D.Ore.: No REP in a govt computer and email where there were banner warnings at every sign in

Defendant’s government work emails were searched without a warrant, and it’s clear, based on warnings on the computer at every sign in and regular training, that he was well aware everything on the computer has no reasonable expectation of privacy. He may have had a subjective expectation, but there wasn’t any objective reasonable expectation of privacy. United States v. Caputo, 2019 U.S. Dist. LEXIS 192511 (D. Ore. Nov. 6, 2019):

In this case, any expectation of privacy in Defendant’s work email was objectively unreasonable under the military’s computer-use policies in effect at his workplace. AR 25-2 specified that Defendant had “no expectation of privacy while using [information systems] or accessing Army resources.” ECF 48-2. Additionally, both AR 25-2 and the Oregon National Guard’s acceptable use policy stated that communications using Defendant’s work computer were routinely monitored for law enforcement purposes.
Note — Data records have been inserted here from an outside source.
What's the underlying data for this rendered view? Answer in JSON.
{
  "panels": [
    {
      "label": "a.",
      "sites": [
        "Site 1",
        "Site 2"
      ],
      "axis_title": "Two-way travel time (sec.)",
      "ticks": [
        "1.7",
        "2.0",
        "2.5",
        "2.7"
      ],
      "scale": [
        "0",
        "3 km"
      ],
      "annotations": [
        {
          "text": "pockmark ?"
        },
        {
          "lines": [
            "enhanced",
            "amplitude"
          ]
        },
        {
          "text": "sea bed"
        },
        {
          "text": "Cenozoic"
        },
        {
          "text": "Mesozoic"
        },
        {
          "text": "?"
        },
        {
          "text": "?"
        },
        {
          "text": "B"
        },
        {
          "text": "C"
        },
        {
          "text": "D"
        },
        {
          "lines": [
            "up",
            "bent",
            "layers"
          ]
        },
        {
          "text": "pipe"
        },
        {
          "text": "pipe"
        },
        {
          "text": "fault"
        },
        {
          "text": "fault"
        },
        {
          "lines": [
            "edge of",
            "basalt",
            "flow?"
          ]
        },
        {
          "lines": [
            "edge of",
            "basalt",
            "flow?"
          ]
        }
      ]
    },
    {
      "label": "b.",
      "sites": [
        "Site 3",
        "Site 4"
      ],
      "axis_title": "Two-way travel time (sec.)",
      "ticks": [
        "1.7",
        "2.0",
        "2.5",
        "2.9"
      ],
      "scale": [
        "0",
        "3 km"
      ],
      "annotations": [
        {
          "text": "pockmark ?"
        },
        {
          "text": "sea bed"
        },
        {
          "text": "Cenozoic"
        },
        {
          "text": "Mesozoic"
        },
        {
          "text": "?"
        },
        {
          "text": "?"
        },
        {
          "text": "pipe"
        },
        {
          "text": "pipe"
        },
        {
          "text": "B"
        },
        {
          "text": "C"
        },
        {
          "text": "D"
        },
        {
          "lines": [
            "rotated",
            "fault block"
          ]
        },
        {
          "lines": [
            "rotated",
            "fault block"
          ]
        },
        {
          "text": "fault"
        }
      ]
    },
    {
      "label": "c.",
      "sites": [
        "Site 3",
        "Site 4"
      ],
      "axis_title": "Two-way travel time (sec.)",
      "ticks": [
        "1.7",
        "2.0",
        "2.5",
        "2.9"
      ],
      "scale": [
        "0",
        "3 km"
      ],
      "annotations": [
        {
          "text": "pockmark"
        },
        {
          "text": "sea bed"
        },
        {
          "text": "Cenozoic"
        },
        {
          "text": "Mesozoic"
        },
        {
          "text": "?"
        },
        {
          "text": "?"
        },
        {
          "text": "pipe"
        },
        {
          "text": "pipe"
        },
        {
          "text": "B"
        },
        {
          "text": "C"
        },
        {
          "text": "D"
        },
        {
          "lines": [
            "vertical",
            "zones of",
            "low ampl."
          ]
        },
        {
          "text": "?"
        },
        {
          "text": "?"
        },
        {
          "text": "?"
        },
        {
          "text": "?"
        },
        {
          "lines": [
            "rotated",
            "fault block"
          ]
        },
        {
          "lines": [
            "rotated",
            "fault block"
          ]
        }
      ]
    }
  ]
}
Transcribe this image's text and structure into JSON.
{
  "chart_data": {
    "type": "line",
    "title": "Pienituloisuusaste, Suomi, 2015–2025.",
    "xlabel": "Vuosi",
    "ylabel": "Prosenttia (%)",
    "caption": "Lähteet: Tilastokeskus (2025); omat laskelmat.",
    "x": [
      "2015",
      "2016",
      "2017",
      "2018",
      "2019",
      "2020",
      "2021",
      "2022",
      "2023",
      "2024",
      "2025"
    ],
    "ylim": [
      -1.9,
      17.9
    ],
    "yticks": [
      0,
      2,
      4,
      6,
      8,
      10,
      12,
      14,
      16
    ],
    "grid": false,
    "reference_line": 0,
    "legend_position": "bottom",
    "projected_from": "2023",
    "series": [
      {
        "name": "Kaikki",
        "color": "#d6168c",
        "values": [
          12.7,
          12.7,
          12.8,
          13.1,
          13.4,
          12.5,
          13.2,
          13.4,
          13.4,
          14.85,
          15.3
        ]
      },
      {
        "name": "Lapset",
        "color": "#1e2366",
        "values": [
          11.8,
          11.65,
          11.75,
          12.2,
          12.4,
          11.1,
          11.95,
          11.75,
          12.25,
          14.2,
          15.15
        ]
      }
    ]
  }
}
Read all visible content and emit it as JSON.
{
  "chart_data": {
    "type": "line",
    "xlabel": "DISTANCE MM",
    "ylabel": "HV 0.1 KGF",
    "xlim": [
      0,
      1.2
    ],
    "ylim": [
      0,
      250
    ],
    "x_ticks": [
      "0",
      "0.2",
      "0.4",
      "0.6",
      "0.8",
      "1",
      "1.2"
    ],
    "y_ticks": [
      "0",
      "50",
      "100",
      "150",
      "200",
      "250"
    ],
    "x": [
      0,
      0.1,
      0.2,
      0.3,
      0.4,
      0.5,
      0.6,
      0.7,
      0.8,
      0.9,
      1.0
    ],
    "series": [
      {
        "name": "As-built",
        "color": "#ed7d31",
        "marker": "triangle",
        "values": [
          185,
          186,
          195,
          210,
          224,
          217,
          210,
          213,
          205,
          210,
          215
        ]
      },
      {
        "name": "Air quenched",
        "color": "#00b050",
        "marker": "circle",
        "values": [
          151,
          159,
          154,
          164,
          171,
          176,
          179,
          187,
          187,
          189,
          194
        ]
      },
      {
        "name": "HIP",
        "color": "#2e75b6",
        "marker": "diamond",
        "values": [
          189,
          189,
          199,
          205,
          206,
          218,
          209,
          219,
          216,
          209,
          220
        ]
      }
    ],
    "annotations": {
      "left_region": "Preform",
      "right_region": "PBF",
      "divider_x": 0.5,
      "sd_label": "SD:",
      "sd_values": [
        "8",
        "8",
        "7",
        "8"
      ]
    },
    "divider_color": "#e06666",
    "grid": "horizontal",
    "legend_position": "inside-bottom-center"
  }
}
Id.; ECF 48-1 at 4. Unlike Heckenkamp, in which the network policy affirmed a “basic principle” of privacy, see 482 F.3d at 1147, the terms in effect here made it abundantly clear that Defendant’s communications over his work computer system were not private.

Furthermore, Defendant received routine reminders that these policies were in place. He was required to sign the Oregon National Guard’s policy before receiving computer access at work and recertified his understanding of its conditions each year. ECF 48 at 4-5. He also participated in the Defense Department’s annual training, the “Cyber Awareness Challenge,” which “advised users that there was no expectation of privacy in the use of [the Department’s] systems.” Id. at 5. Most importantly, he received notice of the policies via the warning banner displayed each time he accessed his work computer. Id. at 3. The Ninth Circuit has held that no reasonable expectation of privacy exists where this kind of warning banner provides “ample reason to be aware that [a defendant’s] stored files and internet usage were subject to monitoring by his employer and disclosure to law enforcement personnel, and that by using the computer he was deemed to have consented to such monitoring and disclosure.” Greiner, 235 F. App’x at 542. Thus, any expectation of privacy in Defendant’s work email was objectively unreasonable here.